Auch Erwachsene leiden Höllenqualen, wenn sie verlassen wurden. Gehen Männer anders mit dem Herzschmerz um als Frauen?
Meine Erfahrung zeigt, dass Frauen mehr sprechen als Männer. Mit Freunden und Freundinnen, dem (Ex)-Partner, Arbeitskollegen und Kolleginnen. Warum, wieso, weshalb? Frauen suchen häufig Antworten und Verbündete im Gespräch, während Männer das gerne mit sich ausmachen. Häufig suchen Frauen in einer solchen Situation auch eher therapeutische Hilfe als Männer.
Fast jeder mit Liebeskummer hofft darauf, dass der Ex-Partner zurückkommt. Wie hilfreich ist da Hoffnung?
In diesem Moment ist der Partner gegangen und macht auch keine Anstalten zurückzukommen, meidet den Kontakt. Wir haben nur diesen Moment in unserem Leben. Die Vergangenheit ist vergangen und die Zukunft noch nicht da. Die Hoffnung verlängert das Leiden und versetzt uns in die passive Opferrolle. Das fühlt sich hilflos an und kostet alle Energie. Keine gute Idee.
Manche stürzen sich in ein neues Abenteuer, andere betrinken sich – gibt es einen Erste-Hilfe-Plan für den Gefühlssumpf?
Was tut mir gut, was gibt mir Kraft und trotz allem helle Momente? Ausgehen mit Freunden, spazieren gehen, ein heißes Bad, mit dem Haustier kuscheln. Was Körper und Seele gut tut ist erlaubt. Akzeptieren, was ist. In dem Moment müssen wir durch den Strudel durch, damit es besser werden kann. Und dann darf ich überlegen, was ist das Gute im Schlechten? Endlich kann ich wieder tun, was ich möchte, ohne zu fragen? Worauf ich meine Gedanken richte, dahin geht meine Energie.

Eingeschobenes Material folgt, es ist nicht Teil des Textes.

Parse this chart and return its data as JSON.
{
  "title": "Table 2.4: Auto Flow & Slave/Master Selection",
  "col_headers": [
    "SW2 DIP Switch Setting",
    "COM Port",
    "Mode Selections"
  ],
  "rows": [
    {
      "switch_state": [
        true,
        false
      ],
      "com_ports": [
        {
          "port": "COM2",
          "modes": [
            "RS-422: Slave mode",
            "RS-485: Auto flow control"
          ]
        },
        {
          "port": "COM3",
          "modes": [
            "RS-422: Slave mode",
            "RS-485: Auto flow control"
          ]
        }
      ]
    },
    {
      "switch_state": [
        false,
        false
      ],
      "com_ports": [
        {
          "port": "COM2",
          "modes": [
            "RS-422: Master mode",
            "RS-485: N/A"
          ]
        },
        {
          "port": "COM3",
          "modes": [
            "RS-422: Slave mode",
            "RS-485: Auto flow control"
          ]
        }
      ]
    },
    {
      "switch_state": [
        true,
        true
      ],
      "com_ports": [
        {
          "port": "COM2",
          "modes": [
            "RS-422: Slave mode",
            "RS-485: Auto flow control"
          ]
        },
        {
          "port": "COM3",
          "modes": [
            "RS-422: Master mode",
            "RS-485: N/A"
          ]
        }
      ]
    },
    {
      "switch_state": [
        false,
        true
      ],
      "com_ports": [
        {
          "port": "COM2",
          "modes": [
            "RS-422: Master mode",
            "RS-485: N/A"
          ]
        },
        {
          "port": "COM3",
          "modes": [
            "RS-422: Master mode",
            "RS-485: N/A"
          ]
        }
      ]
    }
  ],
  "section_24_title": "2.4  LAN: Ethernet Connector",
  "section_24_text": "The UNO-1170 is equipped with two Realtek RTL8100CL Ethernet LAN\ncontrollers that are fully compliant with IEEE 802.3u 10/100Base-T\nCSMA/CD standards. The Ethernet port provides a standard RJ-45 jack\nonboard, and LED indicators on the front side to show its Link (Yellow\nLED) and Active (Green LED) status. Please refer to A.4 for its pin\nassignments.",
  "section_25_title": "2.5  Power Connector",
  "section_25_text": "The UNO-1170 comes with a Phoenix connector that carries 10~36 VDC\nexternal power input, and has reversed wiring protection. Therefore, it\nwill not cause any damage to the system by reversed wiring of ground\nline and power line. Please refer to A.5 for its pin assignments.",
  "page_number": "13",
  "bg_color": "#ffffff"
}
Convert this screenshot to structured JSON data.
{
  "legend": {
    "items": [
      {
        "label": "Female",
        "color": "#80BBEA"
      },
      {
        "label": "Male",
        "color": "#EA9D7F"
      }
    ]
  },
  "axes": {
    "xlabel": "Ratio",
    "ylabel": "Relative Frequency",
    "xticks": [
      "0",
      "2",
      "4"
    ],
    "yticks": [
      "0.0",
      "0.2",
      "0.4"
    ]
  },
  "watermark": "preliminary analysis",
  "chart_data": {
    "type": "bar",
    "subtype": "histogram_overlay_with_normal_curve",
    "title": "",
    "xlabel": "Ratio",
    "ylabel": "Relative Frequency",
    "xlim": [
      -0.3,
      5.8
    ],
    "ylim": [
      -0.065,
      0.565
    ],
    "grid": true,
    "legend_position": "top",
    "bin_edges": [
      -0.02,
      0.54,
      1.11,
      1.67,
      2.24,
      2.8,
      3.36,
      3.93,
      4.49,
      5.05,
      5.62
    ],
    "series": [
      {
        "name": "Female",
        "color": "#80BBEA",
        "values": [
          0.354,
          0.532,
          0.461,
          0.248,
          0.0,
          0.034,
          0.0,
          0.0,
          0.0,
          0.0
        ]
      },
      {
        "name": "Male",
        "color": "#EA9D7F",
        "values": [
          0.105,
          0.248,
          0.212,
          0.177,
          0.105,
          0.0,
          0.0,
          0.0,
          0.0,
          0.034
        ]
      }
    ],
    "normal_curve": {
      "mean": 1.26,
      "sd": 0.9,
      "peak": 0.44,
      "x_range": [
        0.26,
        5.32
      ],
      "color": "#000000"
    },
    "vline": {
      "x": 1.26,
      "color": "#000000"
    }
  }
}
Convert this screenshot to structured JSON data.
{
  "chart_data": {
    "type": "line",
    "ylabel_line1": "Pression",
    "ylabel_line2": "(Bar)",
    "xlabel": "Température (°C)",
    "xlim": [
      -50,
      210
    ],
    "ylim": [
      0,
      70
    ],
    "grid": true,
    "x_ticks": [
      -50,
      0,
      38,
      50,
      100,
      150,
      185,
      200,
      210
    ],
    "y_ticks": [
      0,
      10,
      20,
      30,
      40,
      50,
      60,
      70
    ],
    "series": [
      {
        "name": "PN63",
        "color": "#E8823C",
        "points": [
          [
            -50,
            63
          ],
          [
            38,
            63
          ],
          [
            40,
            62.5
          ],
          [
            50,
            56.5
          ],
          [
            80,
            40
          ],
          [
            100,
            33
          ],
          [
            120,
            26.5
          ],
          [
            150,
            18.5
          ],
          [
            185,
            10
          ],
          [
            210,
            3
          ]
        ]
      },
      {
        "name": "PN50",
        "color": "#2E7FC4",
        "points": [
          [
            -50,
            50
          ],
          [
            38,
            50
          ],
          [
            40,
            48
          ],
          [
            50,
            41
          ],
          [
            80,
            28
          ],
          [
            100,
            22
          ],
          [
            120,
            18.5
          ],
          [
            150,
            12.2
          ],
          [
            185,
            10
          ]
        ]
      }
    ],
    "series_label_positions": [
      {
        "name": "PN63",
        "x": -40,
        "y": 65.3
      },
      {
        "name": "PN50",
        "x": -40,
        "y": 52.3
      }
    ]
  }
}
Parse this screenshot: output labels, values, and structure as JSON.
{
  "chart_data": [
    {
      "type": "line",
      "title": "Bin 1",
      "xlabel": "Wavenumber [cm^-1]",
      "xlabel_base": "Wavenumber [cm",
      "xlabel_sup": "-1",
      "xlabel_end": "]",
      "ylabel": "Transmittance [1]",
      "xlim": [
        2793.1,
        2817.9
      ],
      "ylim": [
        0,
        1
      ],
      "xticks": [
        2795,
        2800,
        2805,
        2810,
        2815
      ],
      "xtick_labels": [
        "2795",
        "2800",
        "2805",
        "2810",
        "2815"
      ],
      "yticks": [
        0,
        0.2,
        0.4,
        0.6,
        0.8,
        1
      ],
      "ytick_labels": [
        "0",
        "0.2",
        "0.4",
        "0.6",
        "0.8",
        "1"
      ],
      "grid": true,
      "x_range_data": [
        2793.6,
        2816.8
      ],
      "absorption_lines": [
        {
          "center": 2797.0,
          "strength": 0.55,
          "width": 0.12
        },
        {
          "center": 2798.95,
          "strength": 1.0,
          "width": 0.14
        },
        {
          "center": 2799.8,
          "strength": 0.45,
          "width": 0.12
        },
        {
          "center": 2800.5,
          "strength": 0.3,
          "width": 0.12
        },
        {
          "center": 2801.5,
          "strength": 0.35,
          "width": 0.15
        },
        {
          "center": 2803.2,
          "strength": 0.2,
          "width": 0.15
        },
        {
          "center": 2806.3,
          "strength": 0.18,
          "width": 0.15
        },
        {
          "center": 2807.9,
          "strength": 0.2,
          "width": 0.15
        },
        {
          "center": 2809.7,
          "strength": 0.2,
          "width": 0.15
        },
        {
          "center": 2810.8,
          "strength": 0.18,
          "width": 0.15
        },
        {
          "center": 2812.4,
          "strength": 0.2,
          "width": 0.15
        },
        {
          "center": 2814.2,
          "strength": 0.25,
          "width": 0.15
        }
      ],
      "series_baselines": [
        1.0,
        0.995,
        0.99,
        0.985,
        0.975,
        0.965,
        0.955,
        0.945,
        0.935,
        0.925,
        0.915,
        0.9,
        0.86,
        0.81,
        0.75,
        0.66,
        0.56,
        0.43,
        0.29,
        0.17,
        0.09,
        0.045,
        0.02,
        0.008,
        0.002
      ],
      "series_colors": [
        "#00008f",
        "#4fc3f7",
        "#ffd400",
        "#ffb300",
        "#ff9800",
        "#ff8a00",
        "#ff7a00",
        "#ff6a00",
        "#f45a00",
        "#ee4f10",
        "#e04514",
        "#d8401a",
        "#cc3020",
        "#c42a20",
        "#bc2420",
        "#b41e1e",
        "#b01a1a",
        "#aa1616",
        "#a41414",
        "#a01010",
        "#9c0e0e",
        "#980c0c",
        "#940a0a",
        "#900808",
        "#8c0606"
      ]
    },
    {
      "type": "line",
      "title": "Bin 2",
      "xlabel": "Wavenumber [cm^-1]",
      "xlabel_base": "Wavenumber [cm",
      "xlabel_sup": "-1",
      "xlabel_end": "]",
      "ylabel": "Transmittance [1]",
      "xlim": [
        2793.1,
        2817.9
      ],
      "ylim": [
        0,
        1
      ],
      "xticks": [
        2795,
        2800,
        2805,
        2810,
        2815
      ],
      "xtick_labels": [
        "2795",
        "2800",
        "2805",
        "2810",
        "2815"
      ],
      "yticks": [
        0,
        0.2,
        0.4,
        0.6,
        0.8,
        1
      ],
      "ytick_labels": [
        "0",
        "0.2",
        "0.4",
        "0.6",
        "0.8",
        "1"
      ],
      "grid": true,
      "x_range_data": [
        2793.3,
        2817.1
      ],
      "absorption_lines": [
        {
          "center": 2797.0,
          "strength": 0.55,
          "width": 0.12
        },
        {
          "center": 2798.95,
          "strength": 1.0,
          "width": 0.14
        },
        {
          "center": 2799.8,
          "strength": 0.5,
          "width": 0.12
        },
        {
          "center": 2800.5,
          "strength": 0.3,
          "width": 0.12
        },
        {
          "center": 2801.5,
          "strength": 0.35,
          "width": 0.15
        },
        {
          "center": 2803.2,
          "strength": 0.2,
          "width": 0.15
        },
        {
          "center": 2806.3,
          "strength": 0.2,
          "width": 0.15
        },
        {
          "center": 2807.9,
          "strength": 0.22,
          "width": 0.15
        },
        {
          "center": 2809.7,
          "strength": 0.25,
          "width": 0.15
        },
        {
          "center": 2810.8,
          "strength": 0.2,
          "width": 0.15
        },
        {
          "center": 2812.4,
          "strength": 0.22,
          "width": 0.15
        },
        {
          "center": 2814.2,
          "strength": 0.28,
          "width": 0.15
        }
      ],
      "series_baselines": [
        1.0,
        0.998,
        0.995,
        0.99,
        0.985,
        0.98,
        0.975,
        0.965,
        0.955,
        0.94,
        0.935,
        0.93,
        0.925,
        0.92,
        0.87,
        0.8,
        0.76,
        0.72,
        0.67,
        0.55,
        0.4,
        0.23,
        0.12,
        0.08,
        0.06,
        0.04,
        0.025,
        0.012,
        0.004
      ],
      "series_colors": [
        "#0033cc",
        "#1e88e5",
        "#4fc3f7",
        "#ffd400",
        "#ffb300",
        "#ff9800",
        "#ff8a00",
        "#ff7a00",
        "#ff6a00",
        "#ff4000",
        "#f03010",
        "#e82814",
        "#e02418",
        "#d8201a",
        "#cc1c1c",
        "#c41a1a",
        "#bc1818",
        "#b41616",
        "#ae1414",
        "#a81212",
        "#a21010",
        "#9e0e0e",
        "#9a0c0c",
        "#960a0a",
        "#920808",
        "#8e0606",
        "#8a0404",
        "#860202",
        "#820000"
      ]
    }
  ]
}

Was empfehlen Sie bei Liebeskummer?
Wenn Sie allein nicht rauskommen aus dem Sumpf, suchen Sie sich Hilfe. Vielleicht sind Freunde nicht immer die besten Ratgeber und können es vielleicht irgendwann nicht mehr hören. Dann kann es hilfreich sein, sich einen Coach zu nehmen.